Œuvre composée de silhouettes monochromes fragmentées installées sur des panneaux de contreplaqué dans l’exposition Mediaeval de Simon S. Belleau à la galerie Eli Kerr.
Dans Mediaeval, Simon S. Belleau juxtapose images fragmentées et surfaces de contreplaqué pour évoquer les mécanismes d’effacement et de circulation propres à l’espace médiatique urbain.

Art

Exposition

Texte
Jean-Michel Quirion

Photos
Simon S. Belleau [Avec l’aimable permission de la Galerie Eli Kerr]

À la Galerie Eli Kerr, Simon S. Belleau transforme un ancien kiosque à journaux conçu pour le cinéma en une architecture fragmentée où se croisent décors de tournage, affichage urbain et ruines médiatiques. Avec Mediaeval, l’artiste explore ce qu’il subsiste des formes matérielles de l’information à l’ère de l’écran.

Depuis le trottoir du boulevard Saint-Laurent, deux silhouettes monochromes se révèlent derrière la vitrine de la Galerie Eli Kerr, figées dans l’élan de leur sortie. Le duo de figures prend place, à même le parement de contreplaqué recouvrant les murs de la galerie, sur d’épaisses couches de papier d’affichage accumulé, semblables aux surfaces publicitaires lacérées qui placardent les métropoles. Les strates de colle et de résidus imprimés évoquent une ville qui s’écrit constamment, chaque image tapissée se superposant sur la précédente sans jamais tout à fait l’effacer.

L’exposition transforme la galerie Eli Kerr en un environnement où architecture temporaire, affichage et image imprimée se confondent.

Avec Mediaeval, S. Belleau poursuit sa réflexion sur les systèmes de représentation et les mécanismes qui organisent notre rapport aux images médiatiques et au langage. Inspirée de références au théâtre et au cinéma, ainsi qu’aux infrastructures médiatiques urbaines, sa pratique actuelle s’attarde moins à ce qui apparaît sur les surfaces de nos écrans, qu’aux dispositifs qui rendent cette apparition possible : accessoires scéniques, objets utilitaires à vocation informationnelle, panneaux d’affichage, parois de projection et architectures provisoires.

Les œuvres de Mediaeval reprennent les codes visuels du mobilier urbain et des infrastructures médiatiques pour interroger la fabrication du visible.
Les strates de papier visibles sur les rebords des œuvres rappellent les surfaces d’affichage lacérées qui composent le paysage visuel des grandes villes.
Les fragments photographiques employés par Simon S. Belleau évoquent une mémoire collective incomplète, constamment altérée par la répétition et le recouvrement des images.

Chez S. Belleau, l’attention se porte sur ce qu’on ne voit habituellement pas : les coulisses, le plateau de tournage et tous les éléments qui soutiennent silencieusement la mise en scène.

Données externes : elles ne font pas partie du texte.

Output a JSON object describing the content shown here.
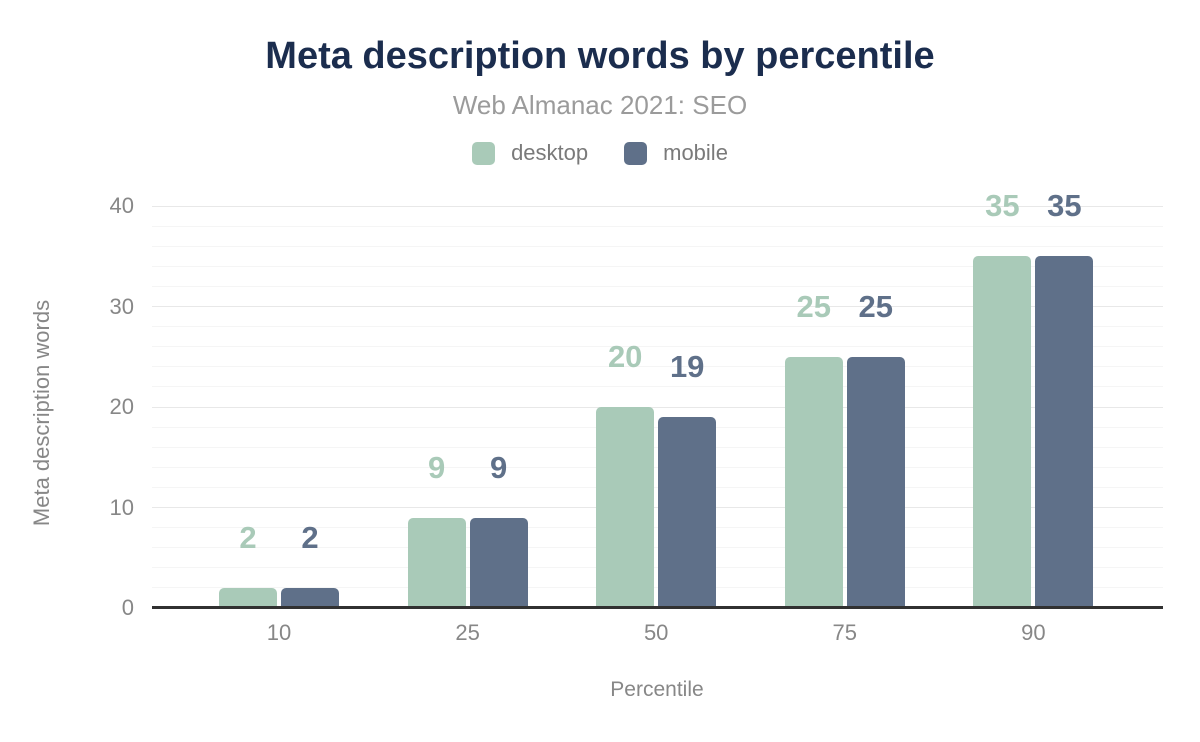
{
  "chart_data": {
    "type": "bar",
    "title": "Meta description words by percentile",
    "subtitle": "Web Almanac 2021: SEO",
    "categories": [
      "10",
      "25",
      "50",
      "75",
      "90"
    ],
    "series": [
      {
        "name": "desktop",
        "color": "#a9cab8",
        "values": [
          2,
          9,
          20,
          25,
          35
        ]
      },
      {
        "name": "mobile",
        "color": "#5f7089",
        "values": [
          2,
          9,
          19,
          25,
          35
        ]
      }
    ],
    "xlabel": "Percentile",
    "ylabel": "Meta description words",
    "ylim": [
      0,
      40
    ],
    "yticks": [
      0,
      10,
      20,
      30,
      40
    ],
    "minor_gridline_step": 2,
    "grid": true,
    "legend_position": "top",
    "data_labels": true
  },
  "colors": {
    "title": "#1b2d4e",
    "subtitle": "#9b9b9b",
    "axis_text": "#878787",
    "legend_text": "#7a7a7a",
    "axis_line": "#313131",
    "grid_major": "#e8e8e8",
    "grid_minor": "#f5f5f5",
    "background": "#ffffff"
  }
}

En ce sens, ses œuvres prennent appui sur des éléments périphériques de la culture visuelle qu’il télescope vers l’espace d’exposition afin d’en révéler les logiques invisibles. Le décor agit ici comme un support de conception spatiale qui organise simultanément le regard, la circulation et l’expérience des visiteurs. Cette attention portée aux formes secondaires ou transitoires inscrit le travail de l’artiste dans une réflexion plus large sur les économies de visibilité des images.

Le projet est élaboré autour d’un kiosque à journaux vétuste, récupéré après plusieurs années d’utilisation comme accessoire de tournage. Construit à l’origine, en 2017, pour un film du réalisateur montréalais Xavier Dolan, l’édicule a été transformé au gré des productions : kiosque new-yorkais (peint d’un vert vif), puis londonien (repeint d’un vert plus foncé), avant d’être finalement retiré du circuit de location de l’industrie cinématographique.

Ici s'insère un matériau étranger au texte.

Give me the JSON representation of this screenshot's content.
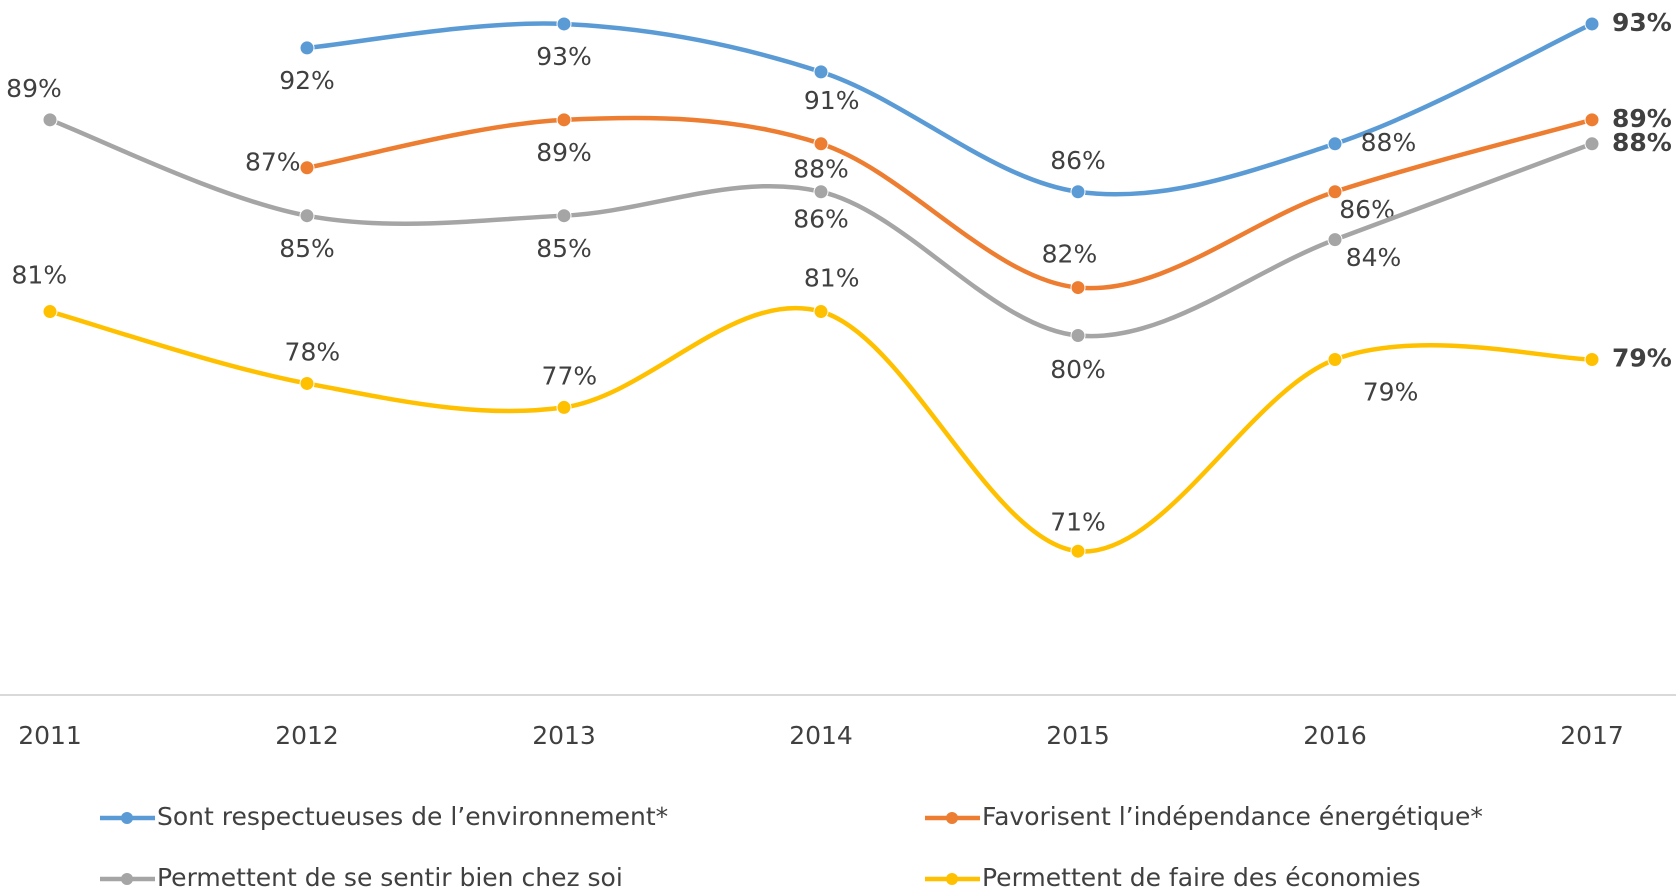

S. Belleau s’approprie le kiosque et le présente comme une armature démontée, fragmentée et redistribuée en des formes aux angles droits impeccables. Cette opération de démantèlement, à la limite du design, devient le moteur conceptuel du corpus. Cette manière de travailler à partir d’éléments trouvés et remaniés correspond bien à sa pratique, où les matériaux portent déjà un historique, un usage et une charge symbolique. L’artiste ne cherche pas à dissiper ces traces ; au contraire, il les active. Les surfaces élimées du kiosque, ses repeints successifs et ses altérations évoluent ici à titre de marqueurs spatiotemporels. L’objet remodelé se déploie comme un prototype de circulation, à l’intersection du mobilier fictif, de la signalétique simulée, des installations vouées à la scène et/ou à l’écran et des transformations médiatiques contemporaines.

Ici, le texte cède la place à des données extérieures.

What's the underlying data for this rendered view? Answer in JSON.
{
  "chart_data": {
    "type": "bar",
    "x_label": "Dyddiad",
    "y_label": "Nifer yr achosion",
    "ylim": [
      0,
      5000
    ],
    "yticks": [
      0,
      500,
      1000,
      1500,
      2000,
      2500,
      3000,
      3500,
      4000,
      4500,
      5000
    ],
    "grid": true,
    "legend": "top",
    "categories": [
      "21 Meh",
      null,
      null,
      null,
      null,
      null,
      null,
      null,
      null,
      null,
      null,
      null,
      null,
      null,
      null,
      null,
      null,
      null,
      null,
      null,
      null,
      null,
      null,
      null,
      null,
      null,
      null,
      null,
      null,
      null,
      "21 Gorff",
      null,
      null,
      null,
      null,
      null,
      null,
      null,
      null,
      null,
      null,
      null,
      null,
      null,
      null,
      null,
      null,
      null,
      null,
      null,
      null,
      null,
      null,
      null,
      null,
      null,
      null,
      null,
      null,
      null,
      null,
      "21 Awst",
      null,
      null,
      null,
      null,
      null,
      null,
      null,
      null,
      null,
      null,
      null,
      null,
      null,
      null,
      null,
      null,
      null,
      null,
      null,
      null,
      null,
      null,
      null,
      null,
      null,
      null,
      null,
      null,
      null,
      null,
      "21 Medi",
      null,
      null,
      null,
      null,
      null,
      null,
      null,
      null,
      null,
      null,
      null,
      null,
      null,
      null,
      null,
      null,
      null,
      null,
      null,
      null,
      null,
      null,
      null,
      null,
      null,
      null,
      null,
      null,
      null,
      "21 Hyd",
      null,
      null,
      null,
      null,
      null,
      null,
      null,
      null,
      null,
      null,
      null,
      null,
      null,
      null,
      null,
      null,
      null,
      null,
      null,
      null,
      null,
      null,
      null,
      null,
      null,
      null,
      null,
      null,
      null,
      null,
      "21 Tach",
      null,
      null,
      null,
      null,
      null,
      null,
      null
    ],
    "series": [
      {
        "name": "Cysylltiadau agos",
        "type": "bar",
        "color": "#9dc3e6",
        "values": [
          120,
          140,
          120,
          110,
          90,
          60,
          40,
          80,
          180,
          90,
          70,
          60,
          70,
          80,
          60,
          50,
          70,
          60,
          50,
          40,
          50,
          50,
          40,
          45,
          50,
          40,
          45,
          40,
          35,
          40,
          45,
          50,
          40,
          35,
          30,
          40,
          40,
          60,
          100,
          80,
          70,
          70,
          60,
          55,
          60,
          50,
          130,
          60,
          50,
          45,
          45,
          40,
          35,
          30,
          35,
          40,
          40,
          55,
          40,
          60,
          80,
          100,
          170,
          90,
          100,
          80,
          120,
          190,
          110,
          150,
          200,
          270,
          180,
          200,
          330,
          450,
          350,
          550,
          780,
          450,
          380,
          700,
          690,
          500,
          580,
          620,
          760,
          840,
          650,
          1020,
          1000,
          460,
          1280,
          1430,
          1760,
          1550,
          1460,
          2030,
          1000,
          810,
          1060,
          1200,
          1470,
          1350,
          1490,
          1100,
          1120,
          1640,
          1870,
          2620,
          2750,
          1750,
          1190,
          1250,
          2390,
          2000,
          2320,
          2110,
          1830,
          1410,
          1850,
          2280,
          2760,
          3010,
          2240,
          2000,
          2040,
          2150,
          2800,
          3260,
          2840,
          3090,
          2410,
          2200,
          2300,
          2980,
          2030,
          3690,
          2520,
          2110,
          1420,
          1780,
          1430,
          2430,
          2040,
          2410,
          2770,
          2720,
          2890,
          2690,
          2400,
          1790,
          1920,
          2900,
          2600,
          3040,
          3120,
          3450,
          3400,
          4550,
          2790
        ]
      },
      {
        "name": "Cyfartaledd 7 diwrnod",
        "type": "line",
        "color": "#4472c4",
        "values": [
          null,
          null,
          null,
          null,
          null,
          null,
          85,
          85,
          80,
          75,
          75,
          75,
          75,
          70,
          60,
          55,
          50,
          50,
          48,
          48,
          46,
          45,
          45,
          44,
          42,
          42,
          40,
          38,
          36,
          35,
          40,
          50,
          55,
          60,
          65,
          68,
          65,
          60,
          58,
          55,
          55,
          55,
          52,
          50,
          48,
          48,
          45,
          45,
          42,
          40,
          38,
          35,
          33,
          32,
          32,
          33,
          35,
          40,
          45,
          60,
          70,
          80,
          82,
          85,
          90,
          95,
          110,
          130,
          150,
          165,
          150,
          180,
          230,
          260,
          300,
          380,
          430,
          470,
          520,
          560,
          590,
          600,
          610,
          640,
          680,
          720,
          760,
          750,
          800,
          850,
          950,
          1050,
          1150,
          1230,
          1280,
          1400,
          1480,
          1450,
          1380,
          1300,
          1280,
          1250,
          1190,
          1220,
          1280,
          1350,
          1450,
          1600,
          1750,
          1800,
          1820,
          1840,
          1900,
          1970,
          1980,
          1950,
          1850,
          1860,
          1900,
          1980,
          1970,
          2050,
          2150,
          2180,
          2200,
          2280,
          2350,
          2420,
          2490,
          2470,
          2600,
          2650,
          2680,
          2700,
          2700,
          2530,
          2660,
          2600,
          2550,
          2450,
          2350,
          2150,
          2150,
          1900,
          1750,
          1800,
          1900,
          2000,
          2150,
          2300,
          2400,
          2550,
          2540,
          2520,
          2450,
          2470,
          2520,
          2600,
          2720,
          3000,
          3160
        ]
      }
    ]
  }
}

Certaines œuvres prennent la forme de dispositifs rappelant les kiosques et enseignes urbaines, brouillant les frontières entre sculpture, architecture et signalétique.
À travers des objets évoquant la diffusion imprimée, Mediaeval questionne la circulation matérielle des images dans l’espace public.

Sur une parcelle du kiosque apparaît le mot « NEWSS », dont la dernière lettre est coupée. L’autre section se retrouve sur une différente pièce, avec la mention « STAND », sans sa moitié de « S ». Un microécran intégré diffuse une suite de mots succincts, percutants et mémorisables, tirés des manchettes du quotidien national canadien The Globe and Mail. À proximité, sur un autre panneau, un second moniteur présente des extraits de titres du New York Times. Les mots montrés en séquence ont la portée de slogans : ils captent instantanément l’attention, imposent un rythme et dictent des positions. La formule proposée promet une adhésion immédiate, une compréhension sans détour. L’actualité y devient une matière malléable, comparable à un flux discontinu de bribes linguistiques défilant sans hiérarchie ni contexte, convergeant progressivement jusqu’à générer du sens.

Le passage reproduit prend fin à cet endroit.